Antosca was involved with an unproduced Friday the 13th reboot draft back in 2015, and there are certainly moments in which Max Cady moves with the hulking intensity of Jason Voorhees. So much of what makes all this work rests on Bardem’s complex performance. He’s very careful not to just copy Robert Mitchum or Robert De Niro’s versions of Cady, while he also taps into a terrifying intensity that feels completely different from what he brought forward with No Country for Old Men’s Anton Chigurh.
Apple TV’s new series also introduces a mental injury to Cady that adds psychological fractures that pull him between different versions of events as he struggles to grasp the truth. It’s an element that’s not exactly necessary and often feels like a convenient obstacle that can be activated whenever necessary. However, it allows for some creative visual flourishes and more opportunities for Bardem to get lost in Cady’s complexities.
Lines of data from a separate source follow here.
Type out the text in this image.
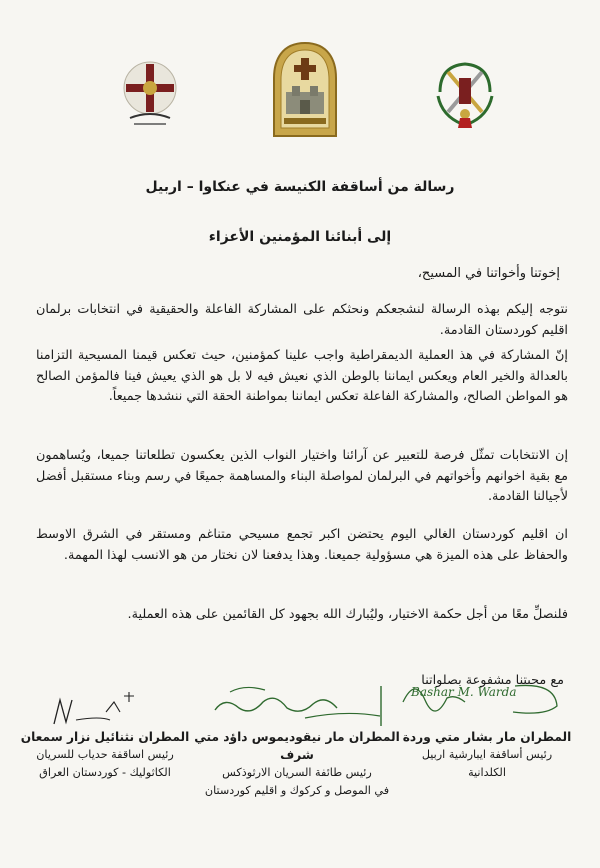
رسالة من أساقفة الكنيسة في عنكاوا – اربيل
إلى أبنائنا المؤمنين الأعزاء
إخوتنا وأخواتنا في المسيح،
نتوجه إليكم بهذه الرسالة لنشجعكم ونحثكم على المشاركة الفاعلة والحقيقية في انتخابات برلمان اقليم كوردستان القادمة.
إنّ المشاركة في هذ العملية الديمقراطية واجب علينا كمؤمنين، حيث تعكس قيمنا المسيحية التزامنا بالعدالة والخير العام ويعكس ايماننا بالوطن الذي نعيش فيه لا بل هو الذي يعيش فينا فالمؤمن الصالح هو المواطن الصالح، والمشاركة الفاعلة تعكس ايماننا بمواطنة الحقة التي ننشدها جميعاً.
إن الانتخابات تمثّل فرصة للتعبير عن آرائنا واختيار النواب الذين يعكسون تطلعاتنا جميعا، ويُساهمون مع بقية اخوانهم وأخواتهم في البرلمان لمواصلة البناء والمساهمة جميعًا في رسم وبناء مستقبل أفضل لأجيالنا القادمة.
ان اقليم كوردستان الغالي اليوم يحتضن اكبر تجمع مسيحي متناغم ومستقر في الشرق الاوسط والحفاظ على هذه الميزة هي مسؤولية جميعنا. وهذا يدفعنا لان نختار من هو الانسب لهذا المهمة.
فلنصلِّ معًا من أجل حكمة الاختيار، وليُبارك الله بجهود كل القائمين على هذه العملية.
مع محبتنا مشفوعة بصلواتنا
Bashar M. Warda
المطران مار بشار متي وردة
رئيس أساقفة ايبارشية اربيل
الكلدانية
المطران مار نيقوديموس داؤد متي شرف
رئيس طائفة السريان الارثوذكس
في الموصل و كركوك و اقليم كوردستان
المطران نثنائيل نزار سمعان
رئيس اساقفة حدياب للسريان
الكاثوليك - كوردستان العراق
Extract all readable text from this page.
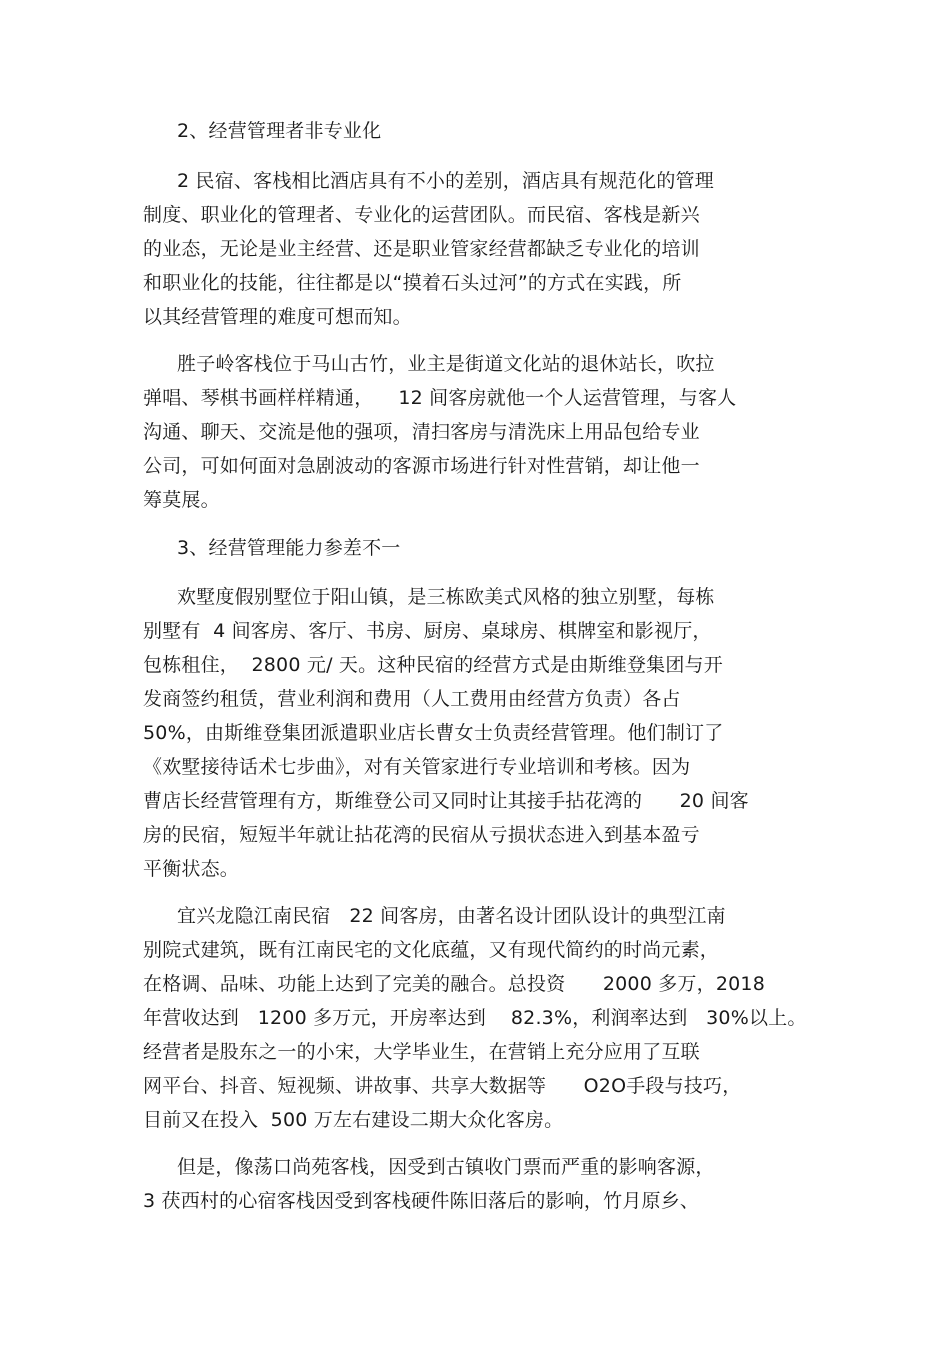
2、经营管理者非专业化
2 民宿、客栈相比酒店具有不小的差别，酒店具有规范化的管理
制度、职业化的管理者、专业化的运营团队。而民宿、客栈是新兴
的业态，无论是业主经营、还是职业管家经营都缺乏专业化的培训
和职业化的技能，往往都是以“摸着石头过河”的方式在实践，所
以其经营管理的难度可想而知。
胜子岭客栈位于马山古竹，业主是街道文化站的退休站长，吹拉
弹唱、琴棋书画样样精通，    12 间客房就他一个人运营管理，与客人
沟通、聊天、交流是他的强项，清扫客房与清洗床上用品包给专业
公司，可如何面对急剧波动的客源市场进行针对性营销，却让他一
筹莫展。
3、经营管理能力参差不一
欢墅度假别墅位于阳山镇，是三栋欧美式风格的独立别墅，每栋
别墅有  4 间客房、客厅、书房、厨房、桌球房、棋牌室和影视厅，
包栋租住，  2800 元/ 天。这种民宿的经营方式是由斯维登集团与开
发商签约租赁，营业利润和费用（人工费用由经营方负责）各占
50%，由斯维登集团派遣职业店长曹女士负责经营管理。他们制订了
《欢墅接待话术七步曲》，对有关管家进行专业培训和考核。因为
曹店长经营管理有方，斯维登公司又同时让其接手拈花湾的      20 间客
房的民宿，短短半年就让拈花湾的民宿从亏损状态进入到基本盈亏
平衡状态。
宜兴龙隐江南民宿   22 间客房，由著名设计团队设计的典型江南
别院式建筑，既有江南民宅的文化底蕴，又有现代简约的时尚元素，
在格调、品味、功能上达到了完美的融合。总投资      2000 多万，2018
年营收达到   1200 多万元，开房率达到    82.3%，利润率达到   30%以上。
经营者是股东之一的小宋，大学毕业生，在营销上充分应用了互联
网平台、抖音、短视频、讲故事、共享大数据等      O2O手段与技巧，
目前又在投入  500 万左右建设二期大众化客房。
但是，像荡口尚苑客栈，因受到古镇收门票而严重的影响客源，
3 茯西村的心宿客栈因受到客栈硬件陈旧落后的影响，竹月原乡、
Opposite Bardem’s Cady, Adams and Wilson do some of their best work as Anna and Tom. Anna is much more front and center than Tom, and Cape Fear is really Adams and Bardem’s time to shine. Wilson still does amazing, understated work, especially whenever the rug gets pulled out from under him regarding someone in his family. The visceral, brutal violence that Cady introduces to the Bowden family hits hard and highlights the anger and intensity that’s fundamental to this story.
What Cape Fear does best is its enlightening deconstruction of the ideal American family, how much work it takes to preserve such a pure thing, and the lengths that people go when they feel like the sanctity of this union is under fire. All it takes is for one of these foundational pillars to weaken before the whole unit becomes compromised. It moves the damage and pressure from one family member to the next as everyone struggles, and it’s unclear what will be left of this family when all is said and done.

This dynamic makes Cape Fear’s story so much more layered and interesting than if the series were just focused on Cady, Anna, and Tom, rather than making their children as much of a priority. Each member of the Bowden family experiences their own obstacles and arcs, although Natalie (Lily Collias) and Zack’s (Joe Anders) storylines are often the most grating. It all boils down to forgiveness, identity, and wanting to be perceived as the person we think we are, versus how we’re viewed by the public, and the dangerous dissonance that can exist between these separate selves.
These ideas are at their most potent when Cape Fear taps into the growing paranoia that bubbles up to the surface and becomes unbearable, so that even the littlest action is triggering. These moments are usually captured through a more erratic filming style that ramps up the tension for both the characters and the audience, unsure of what will strike and when.
Cape Fear never struggles to create uncomfortable setpieces where the anxiety just crescendos and hangs over the scene. On this note, the series’ musical score really captures the perfect aesthetic. It immediately evokes the suspenseful power of the previous Cape Fear films whenever Bernard Herrmann’s virtuosic original theme kicks in. It’s magic every single time.
Antosca delivers an exhilarating update to a classic thriller that pushes its source material to exciting, new places that justify its existence. It’s an exciting story that’s full of terrifying performances and cataclysmic consequences. Admittedly, Cape Fear could have been shortened to eight episodes rather than ten. There are a few plot threads that feel unnecessary and artificially expanded upon, but every episode is still an adrenaline-pumping experience.
If nothing else, it reminds audiences why Cape Fear is such an evergreen story that’s lasted the test of time and will continue to unnerve and get under the skin of whole new generations.
The 10-episode series will make its global debut on June 5 with a two-episode premiere on Apple TV, followed by new episodes every Friday through July 31, 2026.